La promesa de una mirada íntima, un dulce y fugaz destello de felicidad me voy sintiendo atrapada entre la noche y el día en una ensoñación etérea allá donde él quisiera llevarme.
La tímida luna apenas ilumina nuestras huellas, el cielo tan oscuro como el terciopelo y no se veía ni el rastro del alba aún.
Y el aire estaba cargado de un embriagador aroma a romance.
Un vehemente deseo, una agradable fragancia masculina la respiración más rápida, cada vez más superficial, aforrándonos al amor y aún perplejo deseo.
Y nuestras bocas se rozaron en el más tentador de los besos. La marea de deseo invadió
y se arremolinó sobre nuestros cuerpos como si fuera un río eterno, buscando un placer aún más dulce y completo.
Su voz flotaba en mis oídos con borrosos murmullos, en fragmentos de alabanzas, consejos y deseo. Moviéndonos instintivamente de la manera que deseábamos, ansiosos de satisfacer nuestros caprichos como un seductor éxtasis.
En esos momentos, él era para mí un desconocido, un hombre tierno y apremiante, compañero a la vez que amante. Un sueño, una visión dorada, una aparición erótica, que se esfumaría con las primeras luces del alba. Un hombre que respondía a mis murmullos con medias sonrisas y besos prolongados, creando un mundo de sensaciones ciegas.
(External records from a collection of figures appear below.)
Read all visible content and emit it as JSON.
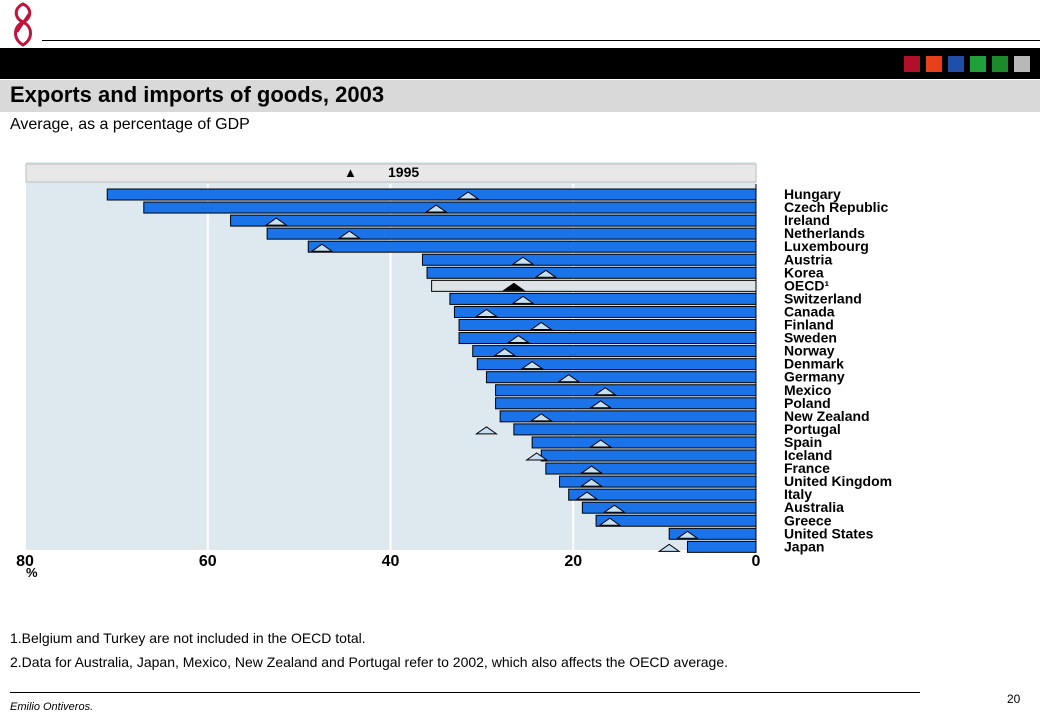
{
  "header": {
    "colors": [
      "#b0102a",
      "#e8401a",
      "#1f4fa8",
      "#1fa03a",
      "#1a8a2a",
      "#b8b8b8"
    ]
  },
  "slide": {
    "title": "Exports and imports of goods, 2003",
    "subtitle": "Average, as a percentage of GDP",
    "notes": [
      "1.Belgium and Turkey are not included in the OECD total.",
      "2.Data for Australia, Japan, Mexico, New Zealand and Portugal refer to 2002, which also affects the OECD average."
    ],
    "author": "Emilio Ontiveros.",
    "page_number": "20"
  },
  "chart_data": {
    "type": "bar",
    "orientation": "horizontal",
    "x_direction": "reversed",
    "legend": {
      "marker": "▲",
      "label": "1995",
      "position": "top"
    },
    "xlim": [
      0,
      80
    ],
    "xticks": [
      "80",
      "60",
      "40",
      "20",
      "0"
    ],
    "xunit": "%",
    "categories": [
      "Hungary",
      "Czech Republic",
      "Ireland",
      "Netherlands",
      "Luxembourg",
      "Austria",
      "Korea",
      "OECD¹",
      "Switzerland",
      "Canada",
      "Finland",
      "Sweden",
      "Norway",
      "Denmark",
      "Germany",
      "Mexico",
      "Poland",
      "New Zealand",
      "Portugal",
      "Spain",
      "Iceland",
      "France",
      "United Kingdom",
      "Italy",
      "Australia",
      "Greece",
      "United States",
      "Japan"
    ],
    "series": [
      {
        "name": "2003",
        "values": [
          71,
          67,
          57.5,
          53.5,
          49,
          36.5,
          36,
          35.5,
          33.5,
          33,
          32.5,
          32.5,
          31,
          30.5,
          29.5,
          28.5,
          28.5,
          28,
          26.5,
          24.5,
          23.5,
          23,
          21.5,
          20.5,
          19,
          17.5,
          9.5,
          7.5
        ]
      },
      {
        "name": "1995",
        "values": [
          31.5,
          35,
          52.5,
          44.5,
          47.5,
          25.5,
          23,
          26.5,
          25.5,
          29.5,
          23.5,
          26,
          27.5,
          24.5,
          20.5,
          16.5,
          17,
          23.5,
          29.5,
          17,
          24,
          18,
          18,
          18.5,
          15.5,
          16,
          7.5,
          9.5
        ]
      }
    ],
    "highlight": "OECD¹",
    "colors": {
      "bar": "#1a73e8",
      "highlight_bar": "#dde3e6",
      "marker": "#c6e0f2",
      "plot_bg": "#dde9ef"
    }
  }
}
En una especie de nube excitante y confusa, mientras violentas contracciones de placer nos sacudían. Respiramos hondo y nos sumergimos a la marea, la resaca, a la espléndida e interrumpida vorágine de unas sensaciones inimaginables.
Se prolongo la dulce agonía hasta que cesaron los últimos estremecimientos. Y solo entonces, se nos permitió que las poderosas convulsiones del éxtasis, nublaran todo lo demás.